Tian Yuhui, Li Ningning, Li Qing, Gao Ning
State Key Laboratory of Membrane Biology, Peking-Tsinghua Joint Center for Life Sciences, School of Life Sciences, Peking University, Beijing, China.
Changping Laboratory, Beijing, China.
EMBO J. 2025 Jan;44(2):484-504. doi: 10.1038/s44318-024-00296-x. Epub 2024 Nov 22.

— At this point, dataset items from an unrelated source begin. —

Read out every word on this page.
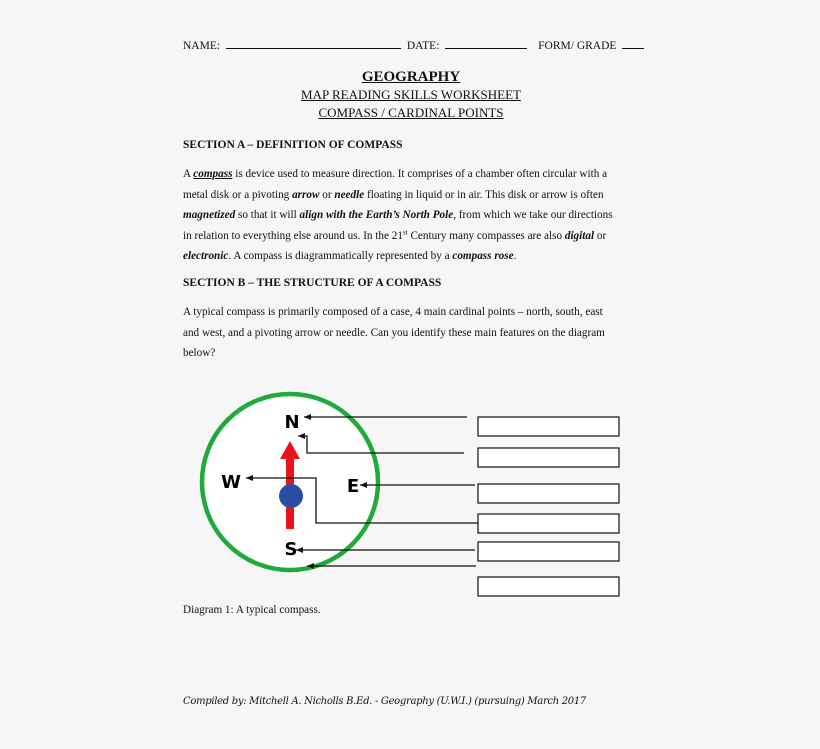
NAME:	DATE:	FORM/ GRADE
GEOGRAPHY
MAP READING SKILLS WORKSHEET
COMPASS / CARDINAL POINTS
SECTION A – DEFINITION OF COMPASS
A compass is device used to measure direction. It comprises of a chamber often circular with a
metal disk or a pivoting arrow or needle floating in liquid or in air. This disk or arrow is often
magnetized so that it will align with the Earth’s North Pole, from which we take our directions
in relation to everything else around us. In the 21st Century many compasses are also digital or
electronic. A compass is diagrammatically represented by a compass rose.
SECTION B – THE STRUCTURE OF A COMPASS
A typical compass is primarily composed of a case, 4 main cardinal points – north, south, east
and west, and a pivoting arrow or needle. Can you identify these main features on the diagram
below?
N
W	E
S
Diagram 1: A typical compass.
Compiled by: Mitchell A. Nicholls B.Ed. - Geography (U.W.I.) (pursuing) March 2017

PCNA is a master coordinator of many DNA-metabolic events. During DNA replication, the maturation of Okazaki fragments involves at least four DNA enzymes, all of which contain PCNA-interacting motifs. However, the temporal relationships and functional modulations between these PCNA-binding proteins are unclear. Here, we developed a strategy to purify endogenous PCNA-containing complexes from native chromatin, and characterized their structures using cryo-EM. Two structurally resolved classes (PCNA-FEN1 and PCNA-FEN1-RNaseH2 complexes) have captured a series of 3D snapshots for the primer-removal steps of Okazaki fragment maturation. These structures show that product release from FEN1 is a rate-liming step. Furthermore, both FEN1 and RNaseH2 undergo continuous conformational changes on PCNA that result in constant fluctuations in the bending angle of substrate DNA at the nick site, implying that these enzymes could regulate each other through conformational modulation of the bound DNA. The structures of the PCNA-FEN1-RNaseH2 complex confirm the toolbelt function of PCNA and suggests a potential unrecognized role of RNaseH2, as a dsDNA binding protein, in promoting the 5'-flap cleaving activity of FEN1.
增殖细胞核抗原(PCNA)是许多DNA代谢事件的主要协调者。在DNA复制过程中,冈崎片段的成熟至少涉及四种DNA酶,所有这些酶都含有PCNA相互作用基序。然而,这些PCNA结合蛋白之间的时间关系和功能调节尚不清楚。在这里,我们开发了一种从天然染色质中纯化内源性含PCNA复合物的策略,并使用冷冻电镜对其结构进行了表征。两个结构解析类(PCNA-FEN1和PCNA-FEN1-RNaseH2复合物)捕获了一系列冈崎片段成熟引物去除步骤的3D快照。这些结构表明,FEN1的产物释放是一个限速步骤。此外,FEN1和RNaseH2在PCNA上都经历连续的构象变化,导致切口处底物DNA的弯曲角度不断波动,这意味着这些酶可以通过结合DNA的构象调节相互调节。PCNA-FEN1-RNaseH2复合物的结构证实了PCNA的工具带功能,并暗示了RNaseH2作为一种双链DNA结合蛋白在促进FEN1的5'-翼片切割活性方面可能具有未被认识的作用。